Update and Insert vs Upsert in PostgreSQL


Say, I am building a camera app. Every time the user clicks a photo, the image is stored on the cloud. Because I want to restrict how many images are stored on the cloud, the app gets 10 URLs in an array called listURLs when it is initialised.

The first 10 clicks get PUT into the cloud, exhausting listURLs. Then, every time a click happens, a coin toss determines whether the latest click replaces an existing click on the cloud. Typical numbers would be 50 clicks, first 10 clicks get assigned a URL, and of the remaining 40 clicks, 20 of them overwrite an existing URL.

I store records of each app session in a Postgres DB. Each session will have an ID and all instances of clicks (which may or may not have a corresponding url).
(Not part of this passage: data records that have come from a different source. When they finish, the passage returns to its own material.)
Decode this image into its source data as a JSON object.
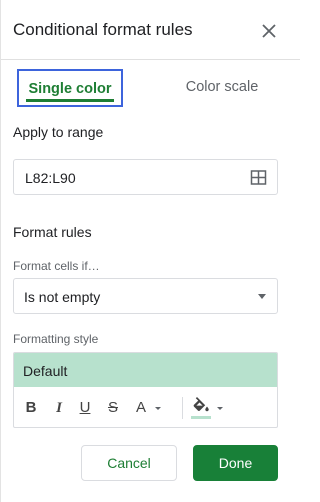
{
  "panel": {
    "title": "Conditional format rules"
  },
  "tabs": [
    {
      "label": "Single color",
      "active": true
    },
    {
      "label": "Color scale",
      "active": false
    }
  ],
  "apply_to_range": {
    "label": "Apply to range",
    "value": "L82:L90",
    "icon": "grid-icon"
  },
  "format_rules": {
    "label": "Format rules",
    "condition_label": "Format cells if…",
    "condition_value": "Is not empty"
  },
  "formatting_style": {
    "label": "Formatting style",
    "preview_text": "Default",
    "fill_color": "#b7e1cd",
    "toolbar": {
      "bold": "B",
      "italic": "I",
      "underline": "U",
      "strikethrough": "S",
      "text_color": "A",
      "fill_icon": "paint-bucket-icon"
    }
  },
  "actions": {
    "cancel": "Cancel",
    "done": "Done"
  },
  "colors": {
    "accent_green": "#188038",
    "tab_green": "#1e7e34",
    "highlight_outline": "#3d64dc"
  }
}
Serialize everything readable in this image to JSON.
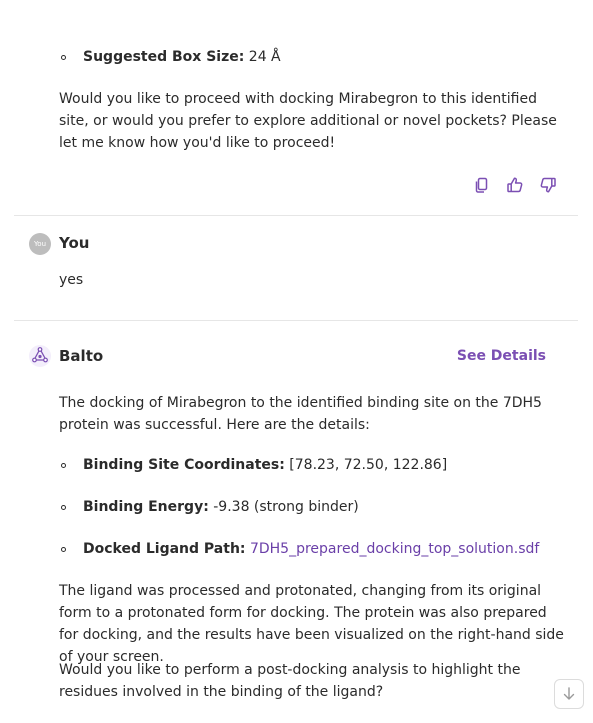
{
  "message1": {
    "bullet_box": {
      "label": "Suggested Box Size:",
      "value": "24 Å"
    },
    "paragraph": "Would you like to proceed with docking Mirabegron to this identified site, or would you prefer to explore additional or novel pockets? Please let me know how you'd like to proceed!",
    "actions": [
      "copy-icon",
      "thumbs-up-icon",
      "thumbs-down-icon"
    ]
  },
  "user_message": {
    "avatar_text": "You",
    "author": "You",
    "text": "yes"
  },
  "assistant_message": {
    "author": "Balto",
    "see_details_label": "See Details",
    "intro": "The docking of Mirabegron to the identified binding site on the 7DH5 protein was successful. Here are the details:",
    "bullets": [
      {
        "label": "Binding Site Coordinates:",
        "value": "[78.23, 72.50, 122.86]"
      },
      {
        "label": "Binding Energy:",
        "value": "-9.38 (strong binder)"
      },
      {
        "label": "Docked Ligand Path:",
        "value": "7DH5_prepared_docking_top_solution.sdf"
      }
    ],
    "paragraph2": "The ligand was processed and protonated, changing from its original form to a protonated form for docking. The protein was also prepared for docking, and the results have been visualized on the right-hand side of your screen.",
    "paragraph3": "Would you like to perform a post-docking analysis to highlight the residues involved in the binding of the ligand?"
  },
  "colors": {
    "accent": "#7b4fb3",
    "link": "#6a3fa8",
    "divider": "#e6e6e6",
    "avatar_user": "#bdbdbd"
  },
  "scroll_button_icon": "arrow-down-icon"
}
I also need to know the url corresponding to each click, if one exists. So, if there are 30 clicks, I will need to know which 10 of these have a corresponding url.

I can think of two ways of storing this data.
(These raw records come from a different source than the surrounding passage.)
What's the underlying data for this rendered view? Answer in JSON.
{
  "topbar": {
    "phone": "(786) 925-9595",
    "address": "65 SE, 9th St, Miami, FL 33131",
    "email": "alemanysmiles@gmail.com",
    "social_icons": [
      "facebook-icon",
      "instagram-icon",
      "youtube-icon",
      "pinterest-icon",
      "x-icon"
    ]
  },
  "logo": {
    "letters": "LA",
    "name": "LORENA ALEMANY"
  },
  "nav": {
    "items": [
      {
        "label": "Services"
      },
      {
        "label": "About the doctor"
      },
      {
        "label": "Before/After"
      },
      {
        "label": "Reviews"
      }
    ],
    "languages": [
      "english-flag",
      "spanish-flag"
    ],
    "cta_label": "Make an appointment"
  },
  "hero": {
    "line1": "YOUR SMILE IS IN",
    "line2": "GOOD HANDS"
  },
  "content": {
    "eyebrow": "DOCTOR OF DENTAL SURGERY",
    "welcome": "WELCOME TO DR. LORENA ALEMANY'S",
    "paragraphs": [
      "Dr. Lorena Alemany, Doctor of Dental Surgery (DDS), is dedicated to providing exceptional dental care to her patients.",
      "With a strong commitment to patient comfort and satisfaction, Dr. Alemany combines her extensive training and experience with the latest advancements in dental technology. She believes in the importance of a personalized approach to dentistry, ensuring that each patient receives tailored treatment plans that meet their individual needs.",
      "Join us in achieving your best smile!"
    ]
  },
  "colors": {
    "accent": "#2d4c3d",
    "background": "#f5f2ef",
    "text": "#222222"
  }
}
  1. tblClicksURLs as a Table that has click_id, url and url_active as its fields. Every time a click_id and non-null url need to be inserted, update all other records with the same url to have url_active as false.

  2. Two tables tblClicks and tblURLs. tblURLs has a click_id foreign key. Every time a click_id and non-null url need to be inserted, the click_id gets inserted into tblClicks and click_id and url get upserted into tblURLs. The upsert is based on whether the url already exists in tblURLs. So, for a given url, there will only be one click_id in tblURLs

So, in Case 1, I will have an UPDATE of url_active followed by INSERT on the same table. In Case 2, I will have an INSERT into one table and an UPSERT into another. I will need indexing on click_id, but not on url.

If you are looking at writes of > 10k rows per second, maybe even more, which of these two would be more efficient? Assume that the numbers per session are similar to the one quoted above (50 clicks, etc.)

I could also register a created_at datetime for each record in Case 1, and just use the first non-null url ordered reverse-chronologically. But, I am trying to avoid this, unless the performance benefits are enormous.


Solution

  • After thinking about it for a while, I decided to use UPSERT along with a Unique Constraint on tblClicksURLs. The constraint is on (url, url_active). Every time a new (click_id, url, url_active) record needs to be added, this record is UPSERT'ed. On conflict url_active is set to null. So, all records with this url will have their url_active set to null.

    I then use

    RETURNING (xmax = 0) AS inserted
    

    as discussed here to check if the record was inserted or upserted. If the record was upserted, I update the url_active field of the latest record to true.

    In this way, if a url is being inserted for the first time, it happens in a single transaction. If the url exists, it happens via two transactions.